This document is designed for use by a lawyer or law firm that is rendering a legal opinion to another person in connection with a transaction for a client.
The form contains clauses for the most commonly-requested legal opinions, such as due incorporation, power to enter into transaction, due execution and delivery of transaction documents, etc.
It also contains language providing for customary exclusions from the scope of the legal opinions.
This form is intended for use in any state in the United States.
This form provides a form of legal opinion, intended to be designed for use by a lawyer or law firm that is rendering a legal opinion to another person in connection with a transaction for a client. The opinion usually relates to the rendering lawyer’s client. Legal opinion practice can be extremely complicated, but many legal opinions are relatively straightforward and can be rendered in just a few paragraphs of text. This form is a relatively straightforward one but can be customised and expanded for more complex opinions.
As with all legal opinions, the renderer of the opinion must exercise caution to make sure that the opinions can be backed up, legally and factually. Legal verification may take the form of appropriate checks with government agencies (e.g., a state secretary of state to ensure that a corporation is duly incorporated) or the appropriate state or federal statutes or case-law as warranted. Factual verification may take the form of reviewing signatures on documents for authenticity and “back-up” certificates from officers of the subject corporation as to matters not within the renderer’s first-hand knowledge. Copies of all back-up materials should be retained in the rendering lawyer’s files.
This form is intended for use in any state in the United States. However, as is the case with any agreement for use in the United States, regard must be had for the possibility of variations in the laws from state to state. In the context of commercial relationships, the laws do tend to be substantially similar among the states, but there are areas of substantive difference. In this regard, the state of Louisiana stands out in particular, as it bases parts of its commercial and other laws on the civil codes rather than on the common law. As a result, legal opinions requested in connection with a party or proposed transaction located in Louisiana may be different from those presented in this checklist.
This form provides a good starting point for preparing a first draft of a legal opinion. However, as with use of any form, it is very important to take the time to read the form in its entirety to ensure that it is customised appropriately for use in your individual situation. For all but the simplest of transactions, it can be anticipated that some customisation will be in order.
NOTES ON USE OF THIS FORM
The opinion should be typed or printed on the professional letterhead of the law firm or lawyer that is rendering the opinion.
ADDRESSEE/DESCRIPTION OF TRANSACTION
The addressee of the opinion should be specifically identified, as the opinion is stated to be for the benefit of the addressee only and no other person. For similar reasons, the transaction should be described specifically to ensure that it is relied on only for the purposes of the subject transaction.
SUBJECT OF OPINION
The corporation that is the subject of the opinion should be identified in the first paragraph, again to make sure that the scope of the opinion is clear to the addressee.

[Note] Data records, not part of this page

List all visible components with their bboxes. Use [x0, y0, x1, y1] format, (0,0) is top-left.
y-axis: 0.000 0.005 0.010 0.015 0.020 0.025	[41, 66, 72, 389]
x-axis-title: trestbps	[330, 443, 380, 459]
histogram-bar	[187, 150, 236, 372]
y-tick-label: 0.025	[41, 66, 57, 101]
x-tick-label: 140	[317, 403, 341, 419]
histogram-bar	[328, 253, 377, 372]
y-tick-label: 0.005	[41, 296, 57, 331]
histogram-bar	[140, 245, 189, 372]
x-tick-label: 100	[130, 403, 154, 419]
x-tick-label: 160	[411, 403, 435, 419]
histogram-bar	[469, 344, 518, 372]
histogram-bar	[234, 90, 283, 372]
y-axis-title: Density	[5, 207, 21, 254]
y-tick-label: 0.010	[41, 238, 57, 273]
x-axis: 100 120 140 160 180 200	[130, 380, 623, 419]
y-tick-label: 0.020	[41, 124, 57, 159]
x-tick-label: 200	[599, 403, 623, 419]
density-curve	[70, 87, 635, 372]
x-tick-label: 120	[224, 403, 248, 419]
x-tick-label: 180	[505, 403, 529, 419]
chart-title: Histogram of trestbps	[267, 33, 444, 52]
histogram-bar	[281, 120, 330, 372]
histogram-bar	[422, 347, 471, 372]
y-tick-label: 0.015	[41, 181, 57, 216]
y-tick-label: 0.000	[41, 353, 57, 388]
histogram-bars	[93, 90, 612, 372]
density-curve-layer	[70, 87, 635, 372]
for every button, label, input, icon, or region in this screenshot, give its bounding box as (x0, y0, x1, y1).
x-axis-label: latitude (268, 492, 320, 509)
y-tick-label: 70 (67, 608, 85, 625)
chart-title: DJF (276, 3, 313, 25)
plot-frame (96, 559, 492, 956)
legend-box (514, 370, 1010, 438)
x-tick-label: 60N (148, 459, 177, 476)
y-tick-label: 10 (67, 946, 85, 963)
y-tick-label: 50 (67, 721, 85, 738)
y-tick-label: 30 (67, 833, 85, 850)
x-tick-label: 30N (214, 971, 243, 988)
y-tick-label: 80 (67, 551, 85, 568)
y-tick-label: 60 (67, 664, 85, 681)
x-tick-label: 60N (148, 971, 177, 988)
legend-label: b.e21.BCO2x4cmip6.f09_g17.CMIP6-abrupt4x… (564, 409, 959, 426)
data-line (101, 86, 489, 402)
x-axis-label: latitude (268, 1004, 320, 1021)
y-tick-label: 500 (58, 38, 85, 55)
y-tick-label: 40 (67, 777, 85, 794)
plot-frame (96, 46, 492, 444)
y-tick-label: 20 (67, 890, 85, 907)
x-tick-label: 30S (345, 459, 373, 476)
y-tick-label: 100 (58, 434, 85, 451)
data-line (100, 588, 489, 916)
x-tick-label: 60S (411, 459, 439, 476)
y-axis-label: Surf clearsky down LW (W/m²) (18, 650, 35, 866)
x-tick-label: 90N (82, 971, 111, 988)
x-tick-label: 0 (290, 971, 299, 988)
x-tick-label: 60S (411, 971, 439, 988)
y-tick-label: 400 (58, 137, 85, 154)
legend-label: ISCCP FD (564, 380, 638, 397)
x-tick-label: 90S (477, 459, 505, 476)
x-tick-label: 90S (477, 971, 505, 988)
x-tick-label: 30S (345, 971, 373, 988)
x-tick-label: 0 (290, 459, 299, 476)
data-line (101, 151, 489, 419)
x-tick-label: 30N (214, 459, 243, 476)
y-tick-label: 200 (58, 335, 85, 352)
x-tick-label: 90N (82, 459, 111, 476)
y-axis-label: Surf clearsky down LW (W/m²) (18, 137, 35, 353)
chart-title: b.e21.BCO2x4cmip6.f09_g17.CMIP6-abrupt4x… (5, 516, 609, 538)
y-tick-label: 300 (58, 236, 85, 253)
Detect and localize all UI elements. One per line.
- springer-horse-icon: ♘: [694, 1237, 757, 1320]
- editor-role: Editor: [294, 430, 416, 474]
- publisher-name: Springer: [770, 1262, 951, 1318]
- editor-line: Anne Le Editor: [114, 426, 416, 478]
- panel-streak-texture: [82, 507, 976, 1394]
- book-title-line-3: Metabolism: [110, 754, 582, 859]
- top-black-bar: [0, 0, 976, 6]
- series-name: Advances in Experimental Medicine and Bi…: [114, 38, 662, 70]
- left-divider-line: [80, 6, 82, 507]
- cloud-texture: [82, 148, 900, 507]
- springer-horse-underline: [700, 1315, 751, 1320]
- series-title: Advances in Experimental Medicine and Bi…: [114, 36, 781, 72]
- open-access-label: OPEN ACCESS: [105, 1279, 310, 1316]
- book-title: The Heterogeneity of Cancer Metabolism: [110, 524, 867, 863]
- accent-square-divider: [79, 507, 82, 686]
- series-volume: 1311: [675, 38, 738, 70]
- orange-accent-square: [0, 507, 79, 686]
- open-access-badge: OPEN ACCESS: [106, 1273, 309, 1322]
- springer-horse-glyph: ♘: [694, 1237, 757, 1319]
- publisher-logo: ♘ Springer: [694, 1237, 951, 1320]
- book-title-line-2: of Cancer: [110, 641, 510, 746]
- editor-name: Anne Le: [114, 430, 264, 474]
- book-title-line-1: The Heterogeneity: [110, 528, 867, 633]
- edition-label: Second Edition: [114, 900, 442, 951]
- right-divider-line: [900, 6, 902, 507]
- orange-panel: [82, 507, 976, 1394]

The numbered paragraphs contain customary language governing the following legal opinions:
1. Due incorporation of the subject corporation and related matters.
2. Power and authority on the part of the subject corporation to enter into the transaction without causing a breach of corporate documents or any material contract, etc.
3. Due authorisation and approvals on the part of the subject corporation.
4. Due execution of documents by the subject corporation and binding effect against the subject corporation.
5. No judgments or defaults against the subject corporation.
6. No third party consents or government filings required.
7. This paragraph has been left blank for customisation – addition of other opinions as warranted.
As mentioned above, each of these opinions should be legally and factually backed up by the lawyer or law firm rendering the opinions.
The lettered paragraphs contain standard language providing for customary limitations on the legal opinions:
A. Exclusion of the effects of the application of bankruptcy laws and principles of equity.
B. Exclusion of the enforceability of certain common contract provisions that are customarily held unenforceable by the courts.
C. Exclusion of certain rights that are, by law or contract, not assignable.
D. This paragraph has been left blank for customisation – addition of other exclusions as warranted.
E. No opinion is expressed as to any implied matters, and no obligation to update the opinion.
The opinion concludes by limiting reliance to the addressee and stating the law applicable to the opinion (the state in which the opining lawyer is admitted to practice and U.S. federal law).
The legal opinion should be signed by the lawyer or law firm rendering the opinion. If a law firm, many firms use the practice of “signing” the firm’s name rather than the name of the individual lawyer signing the document. The signatory should be a partner or other equity holder in the law firm, and preferably the person who will defend the opinion if a question is subsequently raised.